Description of problem: The SELinux configuration distributed with RHEL5 and CentOS5 isn't suitable for use with ClamAV. In the standard configuration, /var/run/clamd.* will be set to the system_u:object_r:var_run_t:s0 context, and clamd will fail to start on boot. It will, however, start if it is not run in the "proper" context. In order to correct the problem, the reference configuration for clamav should be included in the clamav-server package: http://oss.tresys.com/repos/refpolicy/trunk/policy/modules/services/clamav.fc Version-Release number of selected component (if applicable): clamav-server-0.93.3-1.el5 How reproducible: Always Steps to Reproduce: 1. # restorecon -Rv /var/run/clamd.* Actual results: # restorecon -Rv /var/run/clamd.courier/ restorecon reset /var/run/clamd.courier context system_u:object_r:clamd_var_run_t:s0->system_u:object_r:var_run_t:s0 Expected results: # restorecon -Rv /var/run/clamd.courier/ restorecon reset /var/run/clamd.courier context system_u:object_r:var_run_t:s0->system_u:object_r:clamd_var_run_t:s0
As a workaround: # chcon -Rv system_u:object_r:clamd_var_run_t /var/run/clamd.*
Daniel, can we maybe include the fixes for selinux-policy for RHEL 5.3?

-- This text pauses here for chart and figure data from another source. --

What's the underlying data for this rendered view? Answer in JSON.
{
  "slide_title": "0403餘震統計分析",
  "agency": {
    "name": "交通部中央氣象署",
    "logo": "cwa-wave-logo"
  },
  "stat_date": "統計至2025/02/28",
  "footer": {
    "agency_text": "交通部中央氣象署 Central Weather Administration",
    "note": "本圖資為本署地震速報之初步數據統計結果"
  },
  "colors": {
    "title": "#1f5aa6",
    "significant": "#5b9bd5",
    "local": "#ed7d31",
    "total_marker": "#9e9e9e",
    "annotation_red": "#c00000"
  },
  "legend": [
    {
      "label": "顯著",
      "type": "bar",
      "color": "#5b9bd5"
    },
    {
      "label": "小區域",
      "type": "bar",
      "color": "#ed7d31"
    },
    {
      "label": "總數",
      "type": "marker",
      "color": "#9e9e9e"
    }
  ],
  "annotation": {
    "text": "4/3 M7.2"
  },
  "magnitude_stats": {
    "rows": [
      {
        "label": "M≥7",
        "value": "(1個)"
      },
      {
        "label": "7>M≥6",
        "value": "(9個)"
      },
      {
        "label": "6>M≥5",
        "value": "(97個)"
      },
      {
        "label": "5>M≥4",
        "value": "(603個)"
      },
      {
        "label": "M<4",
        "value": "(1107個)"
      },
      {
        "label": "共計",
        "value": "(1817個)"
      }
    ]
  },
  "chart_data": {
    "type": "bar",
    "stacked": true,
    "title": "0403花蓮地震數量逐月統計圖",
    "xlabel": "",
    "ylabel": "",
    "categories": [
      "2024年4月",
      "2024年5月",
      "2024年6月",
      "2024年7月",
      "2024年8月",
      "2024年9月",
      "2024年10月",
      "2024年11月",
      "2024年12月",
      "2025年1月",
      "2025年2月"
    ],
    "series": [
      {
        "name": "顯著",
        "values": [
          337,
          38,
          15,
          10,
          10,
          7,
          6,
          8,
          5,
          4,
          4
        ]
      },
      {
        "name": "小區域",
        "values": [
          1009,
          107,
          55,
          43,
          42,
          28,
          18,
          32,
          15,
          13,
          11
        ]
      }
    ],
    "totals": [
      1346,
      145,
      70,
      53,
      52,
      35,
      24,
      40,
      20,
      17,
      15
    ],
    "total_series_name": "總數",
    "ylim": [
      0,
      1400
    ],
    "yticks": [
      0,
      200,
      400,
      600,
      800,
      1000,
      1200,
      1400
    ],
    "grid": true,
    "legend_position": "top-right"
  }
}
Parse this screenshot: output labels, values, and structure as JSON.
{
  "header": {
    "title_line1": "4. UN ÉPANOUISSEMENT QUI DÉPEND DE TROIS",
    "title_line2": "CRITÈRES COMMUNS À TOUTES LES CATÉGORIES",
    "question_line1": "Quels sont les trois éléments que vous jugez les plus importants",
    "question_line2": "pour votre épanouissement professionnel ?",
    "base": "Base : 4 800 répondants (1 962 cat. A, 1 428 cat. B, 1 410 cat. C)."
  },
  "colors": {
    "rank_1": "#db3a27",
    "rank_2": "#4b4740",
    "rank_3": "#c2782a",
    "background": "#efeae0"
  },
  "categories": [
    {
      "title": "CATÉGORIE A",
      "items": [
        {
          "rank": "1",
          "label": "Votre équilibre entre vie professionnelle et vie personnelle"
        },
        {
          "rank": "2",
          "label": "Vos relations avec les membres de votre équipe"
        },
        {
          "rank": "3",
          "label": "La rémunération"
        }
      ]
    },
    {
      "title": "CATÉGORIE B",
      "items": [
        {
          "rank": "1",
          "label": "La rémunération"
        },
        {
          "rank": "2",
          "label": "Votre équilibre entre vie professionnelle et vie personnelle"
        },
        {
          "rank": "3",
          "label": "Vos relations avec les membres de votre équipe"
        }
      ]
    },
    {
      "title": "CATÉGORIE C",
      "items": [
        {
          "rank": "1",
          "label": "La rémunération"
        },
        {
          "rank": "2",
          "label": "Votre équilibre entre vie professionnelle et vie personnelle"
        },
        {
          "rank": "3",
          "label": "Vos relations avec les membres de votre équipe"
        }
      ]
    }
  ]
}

Should already be in there. selinux-policy-2.4.6-178.el5 Try it out on http://people.redhat.com/dwalsh/SELinux/RHEL5
Gordon, Is this still an issue for you, looks like both clamav and selinux-policy have been updated significantly since you reported the bug
No response after a week, so closing this one off.
I appreciate your effort. I can confirm that this is no longer a problem. Thanks.